Prolific Authors – Nine Books

It is time once again to take a look at the authors I have read the most, dating back to high school.  This year, I’m once again on pace to set a new record for books read in a year, so I thought it would be nice to take a deeper dive into those books I’ve read through August of this year. Since our last check-in, I’ve read an additional 114 books, so there should be some movement over the past two years.  Without further ado, it’s time to take another look and see if my “favorite” authors have changed much over the years.  We continue today with the four authors I’ve read nine times, three more than two years ago.

Michael Jan Friedman

Known primarily for licensed works, Friedman first entered my world in 1990, thanks to a trio of Star Trek: The Next Generation novels.  There were another two in 1992 and then he reappeared in 1996 with another trio of Lois & Clark: The New Adventures of Superman tie-ins.  That was it until he reappeared on my radar in 2021, with yet another Next Gen entry.

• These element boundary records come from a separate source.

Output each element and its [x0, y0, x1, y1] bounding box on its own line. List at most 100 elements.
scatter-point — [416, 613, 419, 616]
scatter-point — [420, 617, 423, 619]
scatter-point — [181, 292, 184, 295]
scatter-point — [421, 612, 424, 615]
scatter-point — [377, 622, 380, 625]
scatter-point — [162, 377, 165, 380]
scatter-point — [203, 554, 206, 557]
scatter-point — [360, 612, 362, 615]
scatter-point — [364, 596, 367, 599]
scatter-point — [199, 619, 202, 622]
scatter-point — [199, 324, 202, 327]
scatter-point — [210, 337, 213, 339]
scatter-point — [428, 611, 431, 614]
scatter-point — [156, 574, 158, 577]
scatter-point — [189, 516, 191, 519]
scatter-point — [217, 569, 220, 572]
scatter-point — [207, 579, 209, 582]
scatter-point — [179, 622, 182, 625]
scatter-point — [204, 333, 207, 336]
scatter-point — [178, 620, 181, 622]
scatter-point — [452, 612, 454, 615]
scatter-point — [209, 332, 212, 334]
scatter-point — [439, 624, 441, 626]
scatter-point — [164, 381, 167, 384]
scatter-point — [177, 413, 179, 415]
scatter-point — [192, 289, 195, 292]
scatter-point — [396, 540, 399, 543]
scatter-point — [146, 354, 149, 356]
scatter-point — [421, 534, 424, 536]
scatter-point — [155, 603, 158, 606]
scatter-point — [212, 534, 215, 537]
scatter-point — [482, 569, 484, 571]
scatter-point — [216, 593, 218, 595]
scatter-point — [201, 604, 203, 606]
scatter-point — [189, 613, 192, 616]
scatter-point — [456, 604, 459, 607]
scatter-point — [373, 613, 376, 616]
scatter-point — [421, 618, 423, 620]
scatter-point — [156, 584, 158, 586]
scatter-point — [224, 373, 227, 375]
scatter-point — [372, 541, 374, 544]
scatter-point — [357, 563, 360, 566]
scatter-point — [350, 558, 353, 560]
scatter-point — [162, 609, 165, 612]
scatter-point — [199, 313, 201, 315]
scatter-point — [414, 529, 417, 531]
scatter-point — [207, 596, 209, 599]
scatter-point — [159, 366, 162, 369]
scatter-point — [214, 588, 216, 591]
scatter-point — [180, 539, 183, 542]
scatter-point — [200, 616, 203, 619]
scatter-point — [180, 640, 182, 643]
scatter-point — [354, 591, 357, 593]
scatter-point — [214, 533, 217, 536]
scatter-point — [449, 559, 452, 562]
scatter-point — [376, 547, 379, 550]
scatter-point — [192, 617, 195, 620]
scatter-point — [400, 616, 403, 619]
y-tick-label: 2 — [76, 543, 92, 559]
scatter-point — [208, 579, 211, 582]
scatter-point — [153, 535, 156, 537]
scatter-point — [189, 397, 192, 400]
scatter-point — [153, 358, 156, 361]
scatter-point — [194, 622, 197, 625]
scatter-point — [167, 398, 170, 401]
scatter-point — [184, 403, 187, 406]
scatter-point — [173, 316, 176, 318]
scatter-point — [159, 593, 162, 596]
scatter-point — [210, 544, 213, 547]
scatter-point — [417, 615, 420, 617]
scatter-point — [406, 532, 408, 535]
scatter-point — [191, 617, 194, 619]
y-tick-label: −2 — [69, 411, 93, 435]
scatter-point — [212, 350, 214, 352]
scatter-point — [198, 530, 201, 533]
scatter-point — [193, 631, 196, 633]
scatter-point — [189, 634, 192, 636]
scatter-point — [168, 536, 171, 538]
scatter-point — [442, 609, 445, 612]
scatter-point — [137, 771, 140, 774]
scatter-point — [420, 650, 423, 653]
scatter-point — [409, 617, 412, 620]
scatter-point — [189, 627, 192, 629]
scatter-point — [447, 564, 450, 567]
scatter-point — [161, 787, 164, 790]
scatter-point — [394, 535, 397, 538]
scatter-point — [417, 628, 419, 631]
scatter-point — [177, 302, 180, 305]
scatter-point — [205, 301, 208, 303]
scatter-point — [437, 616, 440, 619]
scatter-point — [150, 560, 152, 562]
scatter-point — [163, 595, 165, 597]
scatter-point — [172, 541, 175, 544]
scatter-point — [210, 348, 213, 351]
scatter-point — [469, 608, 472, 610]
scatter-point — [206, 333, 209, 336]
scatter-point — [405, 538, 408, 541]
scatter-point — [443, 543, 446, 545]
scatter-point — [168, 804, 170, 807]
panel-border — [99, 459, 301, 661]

The Judge’s List – John Grisham

John Grisham

The former attorney, who I first read in 1993 with his smash hit The Firm, returned to my attention with The Exchange, a sequel 31-years in the making.

Mary Kubica

The local author, who is a New York Times best seller, moves up two slots and has placed nine entries on my bookshelf over the past ten years, starting with The Good Girl, which I read in 2015.

Scott Turow

The Chicago-based lawyer, who I first read in 1992 with Presumed Innocent and Burden of Proof, returned to my attention in 2021 after an eleven-year absence and has added three books in these past two years.

Book 4 (of 52) – The Exchange

The Exchange – John Grisham

Fifteen years after his unfortunate business in Memphis, Mitch McDeere is living in New York, a partner at one of the world’s biggest law firms.  When a beloved colleague in Rome falls ill, Mitch agrees to take over his prized case: suing the Libyan government for money owed to a Turkish firm who built a bridge in the middle of the desert.  Things quickly go south, though, when an associate, the daughter of Mitch’s Italian colleague, is kidnapped while attempting to visit the bridge.  When Mitch’s wife is contacted about the ransom demands, they are reminded of the trouble they faced fifteen years prior, quickly putting their kids into hiding.  Can Mitch work with his firm and the involved governments to raise the money needed to save his associate?  Or will she suffer the same fate as her male bodyguards: killed and beheaded?

Back in 1993, I read The Firm, my first John Grisham novel.  30 years later, we finally get a sequel in The Exchange, though there isn’t much of a throughline aside from the McDeeres and the trauma the suffered in the earlier work. I enjoyed most of it, though the ending felt a little anti-climatic and seemed to wrap everything up too quickly.  I’ve been in and out on Grisham since the early days in the 90s, and it feels like I’m heading towards out again, at least for the foreseeable future.